Ragnar’s innumerable virtues — bravery, grace, wisdom, pragmatism, to name a few — have gotten him to where he is. But that was when he was merely the people’s earl. Now, he really is the earl. Will the same virtues serve him as well in his new role? For example, while taking his seat as earl, he grants a purposeless old Viking his wish to join the younger men on their next raid — to do the only thing he’s ever done. But perhaps Ragnar’s sympathy for the warrior will haunt him if the old timer is a weak link in battle.

- Athelstan, meanwhile, sees a lot in this terrific episode, because a lot of new ground is covered: the personal combat; the preparation and later sacrifice of one of Haraldson’s female slaves; the boat burning; the swearing-in of Ragnar and his family; the Ragnarok. His reactions serve to show what a great and interesting character he is. Really, he doesn’t bring much to the forward movement of the show’s story one way or the other, but his constant sense of wonder (and shock, and appall, etc.) at the foreign world in which he’s immersed is a mirror for ours. He’s getting by among the Vikings just fine, but he’s no Viking, to be sure.

- The slave bit, in particular, is especially jarring for the monk, as you might imagine. First, he witnesses her entering a house full of men where she’ll have sex with all of them, then he’s forced by Bjorn to see her sacrificed (by throat-slitting) at the hands of a new female character, the creepy Angel of Death. It almost played like comic relief when he crossed himself and kissed his cross necklace as the sacrifice neared.

- The personal combat is a barbaric way to resolve a conflict, at least to us, but one the Viking community sees as acceptable and, indeed, honorable. To me, that dissonance — and how it challenges us, the viewers — is what distinguishes Vikings as a really good show in its own right, rather than just being a medieval heroic saga riding the coattails of Game of Thrones.

- There’s only a brief buildup to the combat, which transpires only about a quarter of the way through the episode. This was a wise choice after the relative lull of the second half of last week’s episode, when Ragnar retreats to Floki’s house to heal.
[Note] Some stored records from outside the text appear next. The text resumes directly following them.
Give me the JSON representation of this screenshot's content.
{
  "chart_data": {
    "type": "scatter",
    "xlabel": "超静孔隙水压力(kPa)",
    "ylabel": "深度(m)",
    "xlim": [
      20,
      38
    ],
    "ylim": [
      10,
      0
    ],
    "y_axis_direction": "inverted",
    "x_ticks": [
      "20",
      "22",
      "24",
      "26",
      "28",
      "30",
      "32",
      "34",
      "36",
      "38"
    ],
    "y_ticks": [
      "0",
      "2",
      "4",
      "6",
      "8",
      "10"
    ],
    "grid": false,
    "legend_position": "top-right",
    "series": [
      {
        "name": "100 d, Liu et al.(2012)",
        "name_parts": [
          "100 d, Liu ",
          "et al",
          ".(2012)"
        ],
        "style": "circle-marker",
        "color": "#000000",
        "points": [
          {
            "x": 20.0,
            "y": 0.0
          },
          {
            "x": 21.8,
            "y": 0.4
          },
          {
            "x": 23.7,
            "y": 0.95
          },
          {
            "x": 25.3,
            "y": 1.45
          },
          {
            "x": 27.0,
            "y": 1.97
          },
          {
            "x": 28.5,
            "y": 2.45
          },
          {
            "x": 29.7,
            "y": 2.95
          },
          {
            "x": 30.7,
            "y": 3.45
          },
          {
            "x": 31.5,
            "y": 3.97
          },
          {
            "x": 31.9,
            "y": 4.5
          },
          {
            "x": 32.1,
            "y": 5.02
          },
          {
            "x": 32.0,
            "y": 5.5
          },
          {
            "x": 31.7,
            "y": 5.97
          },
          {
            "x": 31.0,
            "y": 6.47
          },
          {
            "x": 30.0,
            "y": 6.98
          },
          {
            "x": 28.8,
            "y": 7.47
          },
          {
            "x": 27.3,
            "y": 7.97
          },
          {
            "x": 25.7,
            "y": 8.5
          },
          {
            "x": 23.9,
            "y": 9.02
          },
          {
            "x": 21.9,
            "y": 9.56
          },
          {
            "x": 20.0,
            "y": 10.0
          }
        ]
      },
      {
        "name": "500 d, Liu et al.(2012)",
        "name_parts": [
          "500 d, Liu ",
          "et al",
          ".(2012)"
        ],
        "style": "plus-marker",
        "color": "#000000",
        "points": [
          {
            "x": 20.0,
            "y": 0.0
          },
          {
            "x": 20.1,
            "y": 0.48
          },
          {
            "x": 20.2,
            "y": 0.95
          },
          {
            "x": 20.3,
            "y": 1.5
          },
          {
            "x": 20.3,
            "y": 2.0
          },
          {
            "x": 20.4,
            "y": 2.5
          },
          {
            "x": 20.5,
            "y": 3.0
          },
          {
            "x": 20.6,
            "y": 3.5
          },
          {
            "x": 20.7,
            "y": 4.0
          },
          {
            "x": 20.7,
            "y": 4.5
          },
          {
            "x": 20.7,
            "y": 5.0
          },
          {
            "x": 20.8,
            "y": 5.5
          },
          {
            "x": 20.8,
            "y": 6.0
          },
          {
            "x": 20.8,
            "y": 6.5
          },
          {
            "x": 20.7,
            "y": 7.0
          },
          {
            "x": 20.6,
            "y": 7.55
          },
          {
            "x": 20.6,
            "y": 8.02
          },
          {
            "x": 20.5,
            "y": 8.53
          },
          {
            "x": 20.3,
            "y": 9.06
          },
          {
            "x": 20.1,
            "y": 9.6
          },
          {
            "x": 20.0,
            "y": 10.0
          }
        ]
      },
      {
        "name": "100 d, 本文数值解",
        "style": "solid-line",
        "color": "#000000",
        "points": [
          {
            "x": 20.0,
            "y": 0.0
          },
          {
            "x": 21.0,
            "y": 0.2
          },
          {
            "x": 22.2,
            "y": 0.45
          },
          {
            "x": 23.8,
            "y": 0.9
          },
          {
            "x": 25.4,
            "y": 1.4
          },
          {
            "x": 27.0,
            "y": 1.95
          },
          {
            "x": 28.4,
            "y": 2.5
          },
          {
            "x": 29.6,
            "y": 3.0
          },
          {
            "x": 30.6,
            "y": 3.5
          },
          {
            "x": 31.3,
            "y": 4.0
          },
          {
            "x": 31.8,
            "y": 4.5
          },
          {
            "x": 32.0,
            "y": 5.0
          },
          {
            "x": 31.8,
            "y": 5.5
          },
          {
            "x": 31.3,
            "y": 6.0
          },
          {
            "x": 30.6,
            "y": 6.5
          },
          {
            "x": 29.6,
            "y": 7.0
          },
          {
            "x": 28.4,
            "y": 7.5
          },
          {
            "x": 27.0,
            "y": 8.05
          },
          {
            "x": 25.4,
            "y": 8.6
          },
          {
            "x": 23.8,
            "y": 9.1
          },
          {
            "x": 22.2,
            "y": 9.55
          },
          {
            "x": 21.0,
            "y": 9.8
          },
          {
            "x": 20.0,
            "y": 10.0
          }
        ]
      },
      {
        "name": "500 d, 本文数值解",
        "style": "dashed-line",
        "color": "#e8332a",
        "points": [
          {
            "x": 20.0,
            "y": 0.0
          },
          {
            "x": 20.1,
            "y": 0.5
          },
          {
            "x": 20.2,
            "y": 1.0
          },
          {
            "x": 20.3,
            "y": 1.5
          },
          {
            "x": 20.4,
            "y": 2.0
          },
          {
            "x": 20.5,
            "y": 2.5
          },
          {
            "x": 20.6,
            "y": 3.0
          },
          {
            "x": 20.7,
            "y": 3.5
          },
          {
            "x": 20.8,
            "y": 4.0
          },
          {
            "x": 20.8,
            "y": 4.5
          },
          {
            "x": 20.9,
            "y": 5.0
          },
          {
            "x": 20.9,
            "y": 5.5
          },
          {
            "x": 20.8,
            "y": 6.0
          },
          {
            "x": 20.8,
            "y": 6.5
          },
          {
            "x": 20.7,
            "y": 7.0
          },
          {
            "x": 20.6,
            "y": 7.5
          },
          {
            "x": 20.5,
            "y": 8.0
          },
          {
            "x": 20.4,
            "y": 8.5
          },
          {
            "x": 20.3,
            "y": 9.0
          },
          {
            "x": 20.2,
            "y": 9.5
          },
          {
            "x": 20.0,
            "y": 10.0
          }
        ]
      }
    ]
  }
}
- Despite his injuries, Ragnar defeats Haraldson in the personal combat. The injuries might have been the only way to raise any doubt about who might win such a confrontation — seriously, who ya got between the decorated-warrior hero and the old man? — but that’s almost beside the point. If the outcome was obvious (and I think it was), then the renewed focus on all those foreign cultural customs, and how they imbue the characters’ behaviors before, during, and after the main event is what made this hugely important scene, and the rest of the episode, compelling.